Den „Linken Solidarischen Demokratinnen“ gelang als Nachfolgerin der GOLL bei ihrer ersten Wahl mit vier Sitzen ein Achtungserfolg. Auch in den Senat konnten die Linken einziehen. Die tendenziell witzig gemeinte Liste für Langzeitstudenten (#8plus) schaffte es bei weitem nicht, die Lücke zu füllen, welche die nicht mehr angetretenen Grauen hinterlassen haben. Der RCDS verlor zwei seiner bisher drei Sitze vor allem aufgrund des unglücklichen Umstands, dass sein Wahlkampfauftakt terminlich mit dem ersten Wahltag zusammenfiel.

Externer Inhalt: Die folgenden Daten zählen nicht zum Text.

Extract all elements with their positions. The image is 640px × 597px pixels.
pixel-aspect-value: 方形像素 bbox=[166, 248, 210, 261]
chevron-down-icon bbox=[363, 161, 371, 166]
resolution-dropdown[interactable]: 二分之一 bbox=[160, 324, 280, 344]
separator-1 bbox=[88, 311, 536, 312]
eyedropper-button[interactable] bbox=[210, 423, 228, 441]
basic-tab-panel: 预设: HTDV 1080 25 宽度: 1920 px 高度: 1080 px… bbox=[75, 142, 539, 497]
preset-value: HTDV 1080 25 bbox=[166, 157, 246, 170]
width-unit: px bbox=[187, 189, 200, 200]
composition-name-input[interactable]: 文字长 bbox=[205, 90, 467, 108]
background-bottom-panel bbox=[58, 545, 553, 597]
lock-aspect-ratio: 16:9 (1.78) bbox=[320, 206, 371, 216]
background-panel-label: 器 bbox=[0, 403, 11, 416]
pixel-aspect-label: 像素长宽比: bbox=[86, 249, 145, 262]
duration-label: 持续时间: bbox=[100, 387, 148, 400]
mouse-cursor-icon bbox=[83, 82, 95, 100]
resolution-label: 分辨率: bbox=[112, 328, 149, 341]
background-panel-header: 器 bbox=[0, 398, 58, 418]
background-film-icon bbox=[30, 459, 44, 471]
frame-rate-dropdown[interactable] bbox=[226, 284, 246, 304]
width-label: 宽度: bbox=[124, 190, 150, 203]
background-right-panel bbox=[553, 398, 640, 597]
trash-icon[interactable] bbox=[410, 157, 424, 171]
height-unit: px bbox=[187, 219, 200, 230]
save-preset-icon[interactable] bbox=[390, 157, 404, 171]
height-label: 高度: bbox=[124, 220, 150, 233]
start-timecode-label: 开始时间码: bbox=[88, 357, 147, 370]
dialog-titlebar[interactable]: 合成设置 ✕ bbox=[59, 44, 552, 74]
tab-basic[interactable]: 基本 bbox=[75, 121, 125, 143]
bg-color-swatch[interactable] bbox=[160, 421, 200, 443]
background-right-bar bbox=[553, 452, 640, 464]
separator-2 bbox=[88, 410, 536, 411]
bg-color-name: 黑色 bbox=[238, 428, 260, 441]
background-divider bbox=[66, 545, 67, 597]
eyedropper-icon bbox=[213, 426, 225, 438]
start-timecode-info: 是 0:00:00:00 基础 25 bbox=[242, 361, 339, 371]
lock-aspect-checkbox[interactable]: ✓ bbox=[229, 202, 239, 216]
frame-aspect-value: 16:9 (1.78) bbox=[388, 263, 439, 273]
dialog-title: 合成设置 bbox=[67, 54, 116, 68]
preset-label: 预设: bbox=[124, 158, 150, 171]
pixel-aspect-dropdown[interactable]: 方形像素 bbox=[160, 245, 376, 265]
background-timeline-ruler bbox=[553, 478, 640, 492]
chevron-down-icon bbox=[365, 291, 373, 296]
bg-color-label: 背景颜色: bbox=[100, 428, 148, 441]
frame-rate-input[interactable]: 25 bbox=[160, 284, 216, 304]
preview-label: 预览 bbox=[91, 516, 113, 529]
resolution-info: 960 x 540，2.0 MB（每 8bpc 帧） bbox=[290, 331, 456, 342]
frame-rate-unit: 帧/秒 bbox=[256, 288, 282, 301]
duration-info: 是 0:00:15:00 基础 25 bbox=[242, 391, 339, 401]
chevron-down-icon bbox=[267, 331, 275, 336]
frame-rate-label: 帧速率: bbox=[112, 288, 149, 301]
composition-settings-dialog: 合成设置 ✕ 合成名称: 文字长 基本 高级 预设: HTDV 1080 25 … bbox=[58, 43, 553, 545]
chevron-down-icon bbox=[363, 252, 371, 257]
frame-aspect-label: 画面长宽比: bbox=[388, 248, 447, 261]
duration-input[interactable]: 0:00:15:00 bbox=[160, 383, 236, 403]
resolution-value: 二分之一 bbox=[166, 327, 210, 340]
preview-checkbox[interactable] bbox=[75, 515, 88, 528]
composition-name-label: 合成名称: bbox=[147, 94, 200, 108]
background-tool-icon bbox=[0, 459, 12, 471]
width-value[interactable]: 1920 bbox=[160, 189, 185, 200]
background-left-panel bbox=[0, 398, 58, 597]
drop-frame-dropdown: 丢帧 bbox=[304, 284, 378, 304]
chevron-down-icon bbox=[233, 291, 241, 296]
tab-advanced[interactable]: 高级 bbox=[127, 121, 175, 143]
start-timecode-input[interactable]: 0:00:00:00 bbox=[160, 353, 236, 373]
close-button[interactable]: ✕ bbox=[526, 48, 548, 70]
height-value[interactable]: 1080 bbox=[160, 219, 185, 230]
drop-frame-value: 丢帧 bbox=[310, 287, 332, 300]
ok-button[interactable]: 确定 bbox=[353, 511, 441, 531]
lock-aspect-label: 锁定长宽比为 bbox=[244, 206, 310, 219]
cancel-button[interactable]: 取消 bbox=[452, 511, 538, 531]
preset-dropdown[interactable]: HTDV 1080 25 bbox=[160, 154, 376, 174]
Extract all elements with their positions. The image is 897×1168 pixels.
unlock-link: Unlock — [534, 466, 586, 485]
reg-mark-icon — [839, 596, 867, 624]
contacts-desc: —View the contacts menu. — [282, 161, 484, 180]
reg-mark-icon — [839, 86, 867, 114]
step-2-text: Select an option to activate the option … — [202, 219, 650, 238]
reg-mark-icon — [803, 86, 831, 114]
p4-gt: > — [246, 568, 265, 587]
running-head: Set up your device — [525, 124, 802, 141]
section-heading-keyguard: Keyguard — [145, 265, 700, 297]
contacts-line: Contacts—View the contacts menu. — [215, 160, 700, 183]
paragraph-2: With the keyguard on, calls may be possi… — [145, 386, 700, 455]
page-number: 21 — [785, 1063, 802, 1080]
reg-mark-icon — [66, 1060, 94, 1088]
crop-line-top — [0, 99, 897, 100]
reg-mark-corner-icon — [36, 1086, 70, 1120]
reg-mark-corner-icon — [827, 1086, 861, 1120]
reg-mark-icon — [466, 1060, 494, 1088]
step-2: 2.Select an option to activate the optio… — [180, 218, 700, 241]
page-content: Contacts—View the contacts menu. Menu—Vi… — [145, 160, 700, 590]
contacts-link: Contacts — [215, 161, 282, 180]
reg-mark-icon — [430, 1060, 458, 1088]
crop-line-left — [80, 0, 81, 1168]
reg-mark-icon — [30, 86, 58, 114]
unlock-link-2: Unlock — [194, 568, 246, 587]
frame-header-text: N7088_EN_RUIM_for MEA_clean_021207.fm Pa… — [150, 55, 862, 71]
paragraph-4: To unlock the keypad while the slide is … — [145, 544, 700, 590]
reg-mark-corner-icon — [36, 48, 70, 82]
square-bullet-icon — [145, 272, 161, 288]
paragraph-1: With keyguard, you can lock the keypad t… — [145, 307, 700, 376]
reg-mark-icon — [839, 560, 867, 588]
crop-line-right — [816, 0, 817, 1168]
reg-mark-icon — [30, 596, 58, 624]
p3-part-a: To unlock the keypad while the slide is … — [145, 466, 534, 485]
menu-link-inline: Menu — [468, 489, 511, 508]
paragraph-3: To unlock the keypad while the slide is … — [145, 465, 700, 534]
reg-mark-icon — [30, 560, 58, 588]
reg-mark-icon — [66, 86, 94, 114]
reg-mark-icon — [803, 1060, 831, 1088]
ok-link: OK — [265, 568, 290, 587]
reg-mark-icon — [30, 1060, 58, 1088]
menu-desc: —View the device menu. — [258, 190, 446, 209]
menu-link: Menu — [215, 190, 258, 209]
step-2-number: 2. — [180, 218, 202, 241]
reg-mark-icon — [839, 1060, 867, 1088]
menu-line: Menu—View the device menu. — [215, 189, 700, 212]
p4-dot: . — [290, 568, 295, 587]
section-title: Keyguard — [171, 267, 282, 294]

Das Campus Festival darf weiter machen

Parallel zu den Wahlen stimmten die Studierenden auch über eine dauerhafte Förderung des Campus Festivals ab. Wurde bisher jährlich über den Beitrag der Studierendenvertretung zu „ihrem“ Festival entschieden, votierten nun rund drei Viertel der Abstimmenden für eine jährliche Förderung von 40.000 Euro aus studentischen Geldern. Bereits im Vorfeld hatten die Veranstalter kräftig die Werbetrommel gerührt. Auch der AStA hatte zu einem breiten Votum aufgerufen. Offenbar mit Erfolg: Mit 17% lag die Wahlbeteiligung etwas höher als im vergangenen Jahr.

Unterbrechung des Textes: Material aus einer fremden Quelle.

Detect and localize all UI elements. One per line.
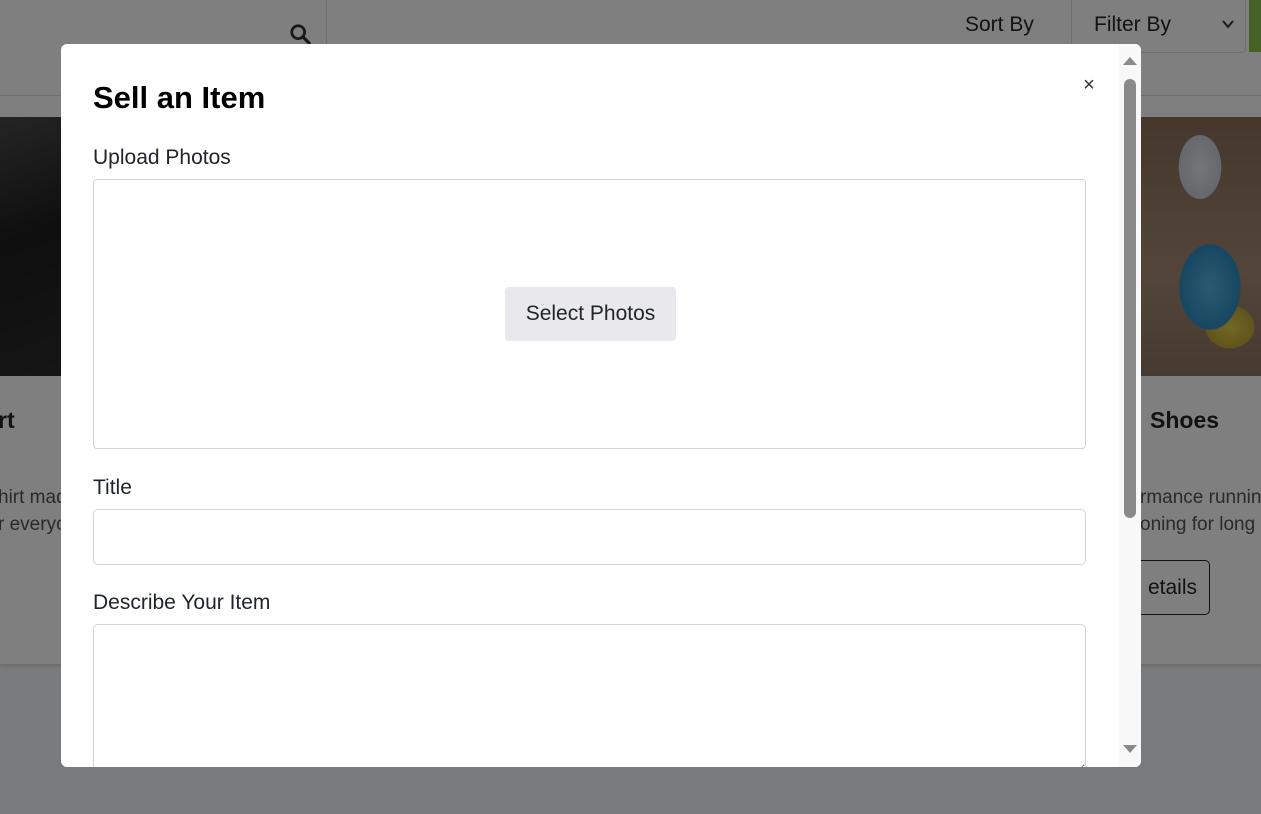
upload-photos-label: Upload Photos — [93, 146, 231, 169]
scroll-up-arrow-icon[interactable] — [1123, 57, 1137, 65]
select-photos-button[interactable]: Select Photos — [505, 287, 676, 341]
title-label: Title — [93, 476, 132, 499]
close-icon[interactable]: × — [1080, 74, 1098, 96]
scroll-down-arrow-icon[interactable] — [1123, 745, 1137, 753]
scroll-thumb[interactable] — [1124, 79, 1136, 518]
modal-title: Sell an Item — [93, 80, 266, 115]
title-input[interactable] — [93, 509, 1086, 565]
modal-scrollbar[interactable] — [1119, 44, 1141, 767]
description-label: Describe Your Item — [93, 591, 271, 614]
sell-item-modal: Sell an Item × Upload Photos Select Phot… — [61, 44, 1141, 767]
upload-photos-dropzone[interactable]: Select Photos — [93, 179, 1086, 449]
description-textarea[interactable] — [93, 624, 1086, 767]
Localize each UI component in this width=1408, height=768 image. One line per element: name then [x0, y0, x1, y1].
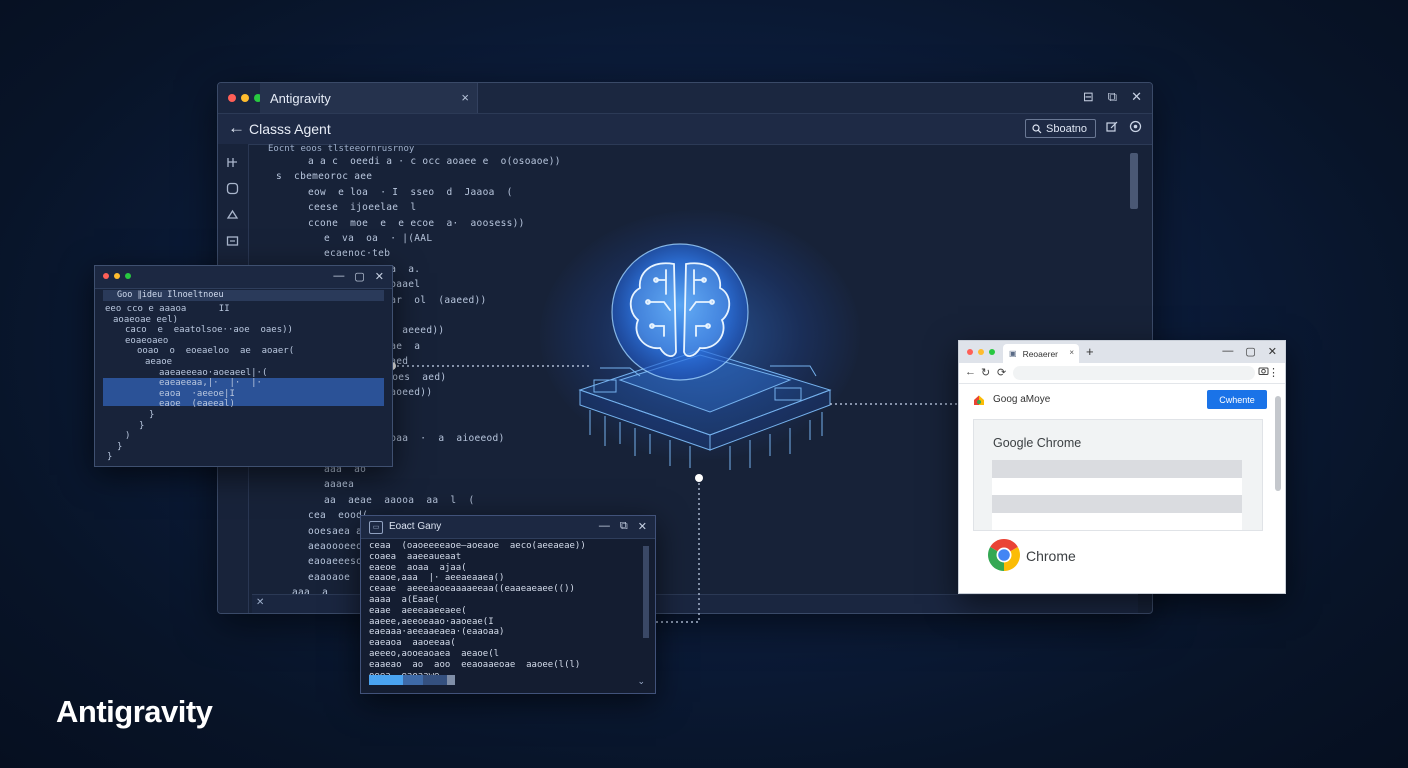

Bleibt zu hoffen, dass auch die momentan etwas dünn besetzte Studierendenvertretung davon profitieren kann. Denn der Kampf gegen Studiengebühren, sinnlose Landtagsanfragen von CDU und AfD an den AStA und für eine stärkere studentische Stimme in der Stadt geht mit diesem starken Wahlergebnis weiter.

dsc (Foto: dsc)

Die Ergebnisse

Studierendenparlament:
Jusos: 6 Sitze, 24,5% – LSD: 4 Sitze, 15,2% – GHG: 10 Sitze, 42,7% – LHG: 2 Sitze, 9,2% – RCDS: 1 Sitz, 6,4% – #8Plus: 0 Sitze, 2%

Senat:
Jusos: 1 Sitz, 26,8% – GesSoz: 0 Sitze, 8,1% – GHG: 2 Sitze, 45,5% – LSD: 1 Sitz, 19,6%

Urabstimmung Campus Festival:
Zustimmung: 75,6% – Ablehnung: 15,4% – Enthaltung: 8,6%
Das Quorum wurde mit 13,1% erreicht.